La maison qu’il occupera avec sa femme est reliée au phare par un petit pont. Il dispose d’un  minuscule potager que les lapins, revenus à l’état sauvage, pillent.
Payro a envie d’en adopter un.

– Des Indiens Yamanas, bientôt il ne restera que la poussière que soulève ce cheval, Payro suit le mouvement de sa croupe.
Il croise d’autres fermiers et quelques naturels, une bouteille ou deux à la main.
L’odeur des scones le tire de sa tristesse. Ces familles danoises établies là-haut, des restes de bateaux naufragés pour meubles et un plateau de biscuits qui fume sous la poitrine, l’émerveillent.
– Venez pour le goûter.
Des nuages sur l’eau.
Le lecteur de Payro se rappelle ce Finlandais, Iwan Iwanowsky, étudiant en droit, et qui, poursuivi pour activités politiques, avait fui la Russie.
Un mètre quatre-vingt-quinze sur l’île des Etats, les Patagons viennent de partout.
Marin condamné au cachot pour un ordre mal compris, le Finlandais ne parle pas un mot d’espagnol, il s’évade, est rattrapé, de nouveau prend le large.
On le retrouve, grand cadavre de quatre jours, sur la côte du port Parry. On l’enterre hors de portée de la marée sur cette île si petite qu’en peu d’heures on pourrait la parcourir.

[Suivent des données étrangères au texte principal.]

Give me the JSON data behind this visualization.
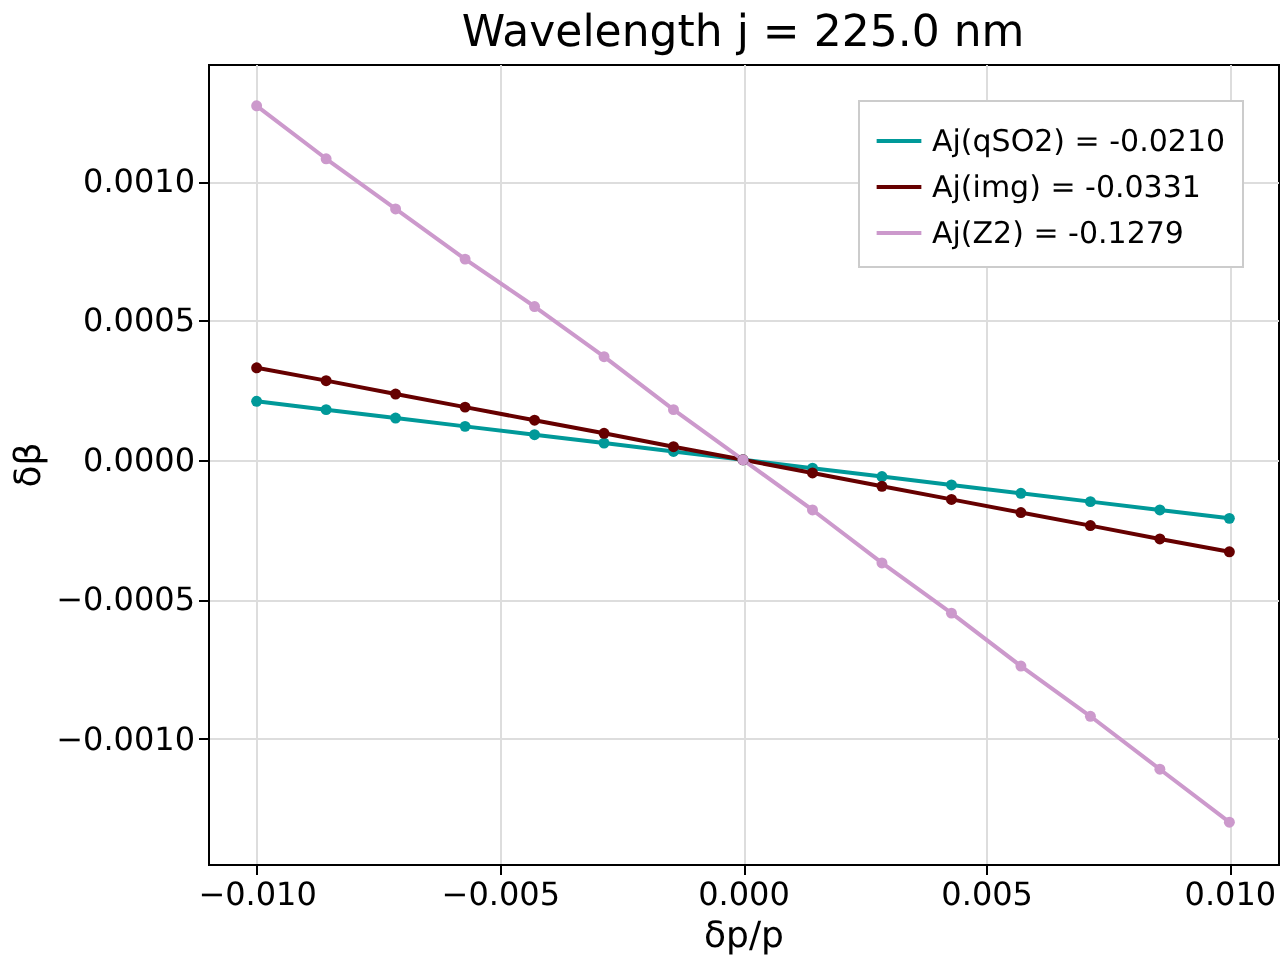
{
  "chart_data": {
    "type": "line",
    "title": "Wavelength j = 225.0 nm",
    "xlabel": "δp/p",
    "ylabel": "δβ",
    "x": [
      -0.01,
      -0.008571,
      -0.007143,
      -0.005714,
      -0.004286,
      -0.002857,
      -0.001429,
      0,
      0.001429,
      0.002857,
      0.004286,
      0.005714,
      0.007143,
      0.008571,
      0.01
    ],
    "series": [
      {
        "name": "Aj(qSO2) = -0.0210",
        "color": "#009999",
        "values": [
          0.00021,
          0.00018,
          0.00015,
          0.00012,
          9e-05,
          6e-05,
          3e-05,
          0,
          -3e-05,
          -6e-05,
          -9e-05,
          -0.00012,
          -0.00015,
          -0.00018,
          -0.00021
        ]
      },
      {
        "name": "Aj(img) = -0.0331",
        "color": "#660000",
        "values": [
          0.00033,
          0.000284,
          0.000236,
          0.000189,
          0.000142,
          9.5e-05,
          4.7e-05,
          0,
          -4.7e-05,
          -9.5e-05,
          -0.000142,
          -0.000189,
          -0.000236,
          -0.000284,
          -0.00033
        ]
      },
      {
        "name": "Aj(Z2) = -0.1279",
        "color": "#cc99cc",
        "values": [
          0.00127,
          0.00108,
          0.0009,
          0.00072,
          0.00055,
          0.00037,
          0.00018,
          0,
          -0.00018,
          -0.00037,
          -0.00055,
          -0.00074,
          -0.00092,
          -0.00111,
          -0.0013
        ]
      }
    ],
    "xlim": [
      -0.011,
      0.011
    ],
    "xticks": [
      {
        "value": -0.01,
        "label": "−0.010"
      },
      {
        "value": -0.005,
        "label": "−0.005"
      },
      {
        "value": 0,
        "label": "0.000"
      },
      {
        "value": 0.005,
        "label": "0.005"
      },
      {
        "value": 0.01,
        "label": "0.010"
      }
    ],
    "ylim": [
      -0.00145,
      0.00142
    ],
    "yticks": [
      {
        "value": -0.001,
        "label": "−0.0010"
      },
      {
        "value": -0.0005,
        "label": "−0.0005"
      },
      {
        "value": 0,
        "label": "0.0000"
      },
      {
        "value": 0.0005,
        "label": "0.0005"
      },
      {
        "value": 0.001,
        "label": "0.0010"
      }
    ],
    "grid": true,
    "legend": "top right",
    "marker": "circle",
    "line_style": "solid"
  }
}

Comme un épouvantail que traversent des sons, que fuient des oiseaux, comme un arbre sur lequel un petit animal cligne de l’œil, vous êtes ce par quoi passe la matière, ce que franchit une idée – ou deux. Et un jour, ce tronc évidé, cette flûte, sera brisé et le son et la rivière iront ailleurs.
– Il y aura une autre tête sur ce cou ?
– Il n’y aura plus de cou, mais la douleur que tu as à la nuque aura atterri sur un autre, des petites herbes à ses pieds.
L’animal carnivore ne voit qu’un objet à la fois. Pour attaquer une proie, il doit en être ainsi, explique Hudson, remontant son fusil sur les rives du rio Negro en Patagonie.
Il caresse le chien Mayor, il s’en défie maintenant. Au lieu de lui rapporter les trois faisans qu’il avait abattus, ce voleur les a plumés et dépecés pour son compte.
Un vieux chien intelligent, à moitié aveugle, infidèle par moments.
Des années plus tard, se rappelant l’histoire et comme il avait battu froid à l’animal, lui accordant une caresse en guise d’aumône, Hudson rit, les bras sur les jambes, comme on jette un coup d’œil sur le fleuve.
Hier, comme une planche arrachée par un cadavre, un bateau, pris dans le brouillard, a heurté un récif, a sombré près des côtes de Chiloé, au sud du Chili, raconte Jonathan, un ressortissant de ce pays – et pour finir, pas de cadavre justement, tout l’équipage sauvé par la planche, par le brouillard, pas de garde-côtes, par Jonathan lui-même.
Une grande queue de cheval, une bonne taille, un bon poids, Jonathan a vingt ans, un pas chaloupé, il tient dans ses bras son fils et tous les marins retrouvés.